Lo que pasó después es un hecho categórico: Rusia
empezó a crecer por primera vez en más de una década:
3.2 por ciento en 1999 (la producción industrial creció
8 por ciento), 8.3 por ciento en el 2000 y un 5.5 por ciento este año.
Se estima que el 2002 crecerá un 4 por ciento, contra un uno por
ciento de los Estados Unidos. Es decir, un crecimiento del 17 por ciento
en tres años, en el contexto recesivo de la economía mundial.
Ciertamente, Rusia se vio beneficiada por una circunstancia externa, pues
los precios del petróleo se triplicaron, dejando un superávit
de la cuenta corriente de mas del 18 por ciento del PBI en el 2000. Pero
el país no hubiera podido sacar provecho de esta circunstancia
si no hubiera sidopor el alivio que significó el default y la devaluación.
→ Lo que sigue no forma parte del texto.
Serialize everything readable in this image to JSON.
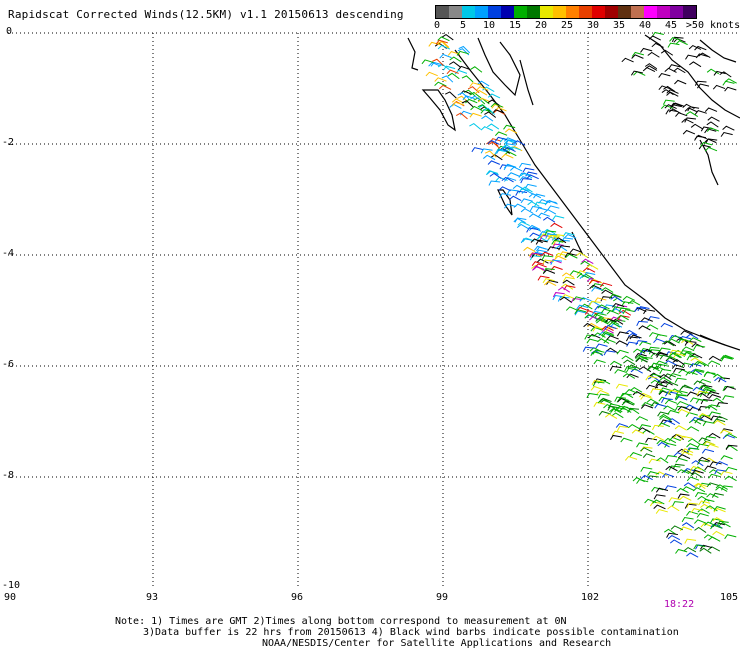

Así se vio obligado a reconocerlo Stanley Fisher, vicedirector
del FMI, en una conferencia realizada en la Escuela Superior de Economía
el 19 de junio de este año en Moscú: En retrospectiva,
el colapso del rublo y la eliminación de buena parte de la carga
de la deuda fueron probablemente instrumentales en los posteriores progresos
de la economía rusa. A confesión de parte, relevo
de prueba.
Esto no significa para nada que la economía no tenga problemas,
pero sí que experimentó un sorprendente crecimiento luego
de la caída de la década anterior, que contrasta con la
recesión a la que se dirige la economía mundial.
Rusia y Argentina tienen varias cosas en común: economías
altamente protegidas en el pasado, que se liberalizaron en los años
noventa a costa de un alto endeudamiento y que fueron, cada uno a su manera,
ejemplos mundiales de las transformaciones neoliberales: la Argentina
con las privatizaciones y la convertibilidad y Rusia con su terapia de
choque.
El costo fue similar: un gran descontento social y una grave crisis política.
El resultado también: Rusia entró en default y Argentina
está por anunciarlo. El presidente ruso Boris Yeltsin dejó
el cargo antes de cumplir su período, el 31 de diciembre de 1999,
casi a hurtadillas, y de la Rúa se fue a lo latino, estrepitosamente.
Como escribió el viernes el analista internacional del semanario
ruso Moskovskie Novosti comentando la situación argentina, la diferencia
está en que Cavallo hizo lo mismo que los liberales rusos, pero
no se decidió a seguir el camino de Kirienko: declarar el
default y pagarle a la gente.
* La autora fue corresponsal en Moscú desde 1992 hasta 2000.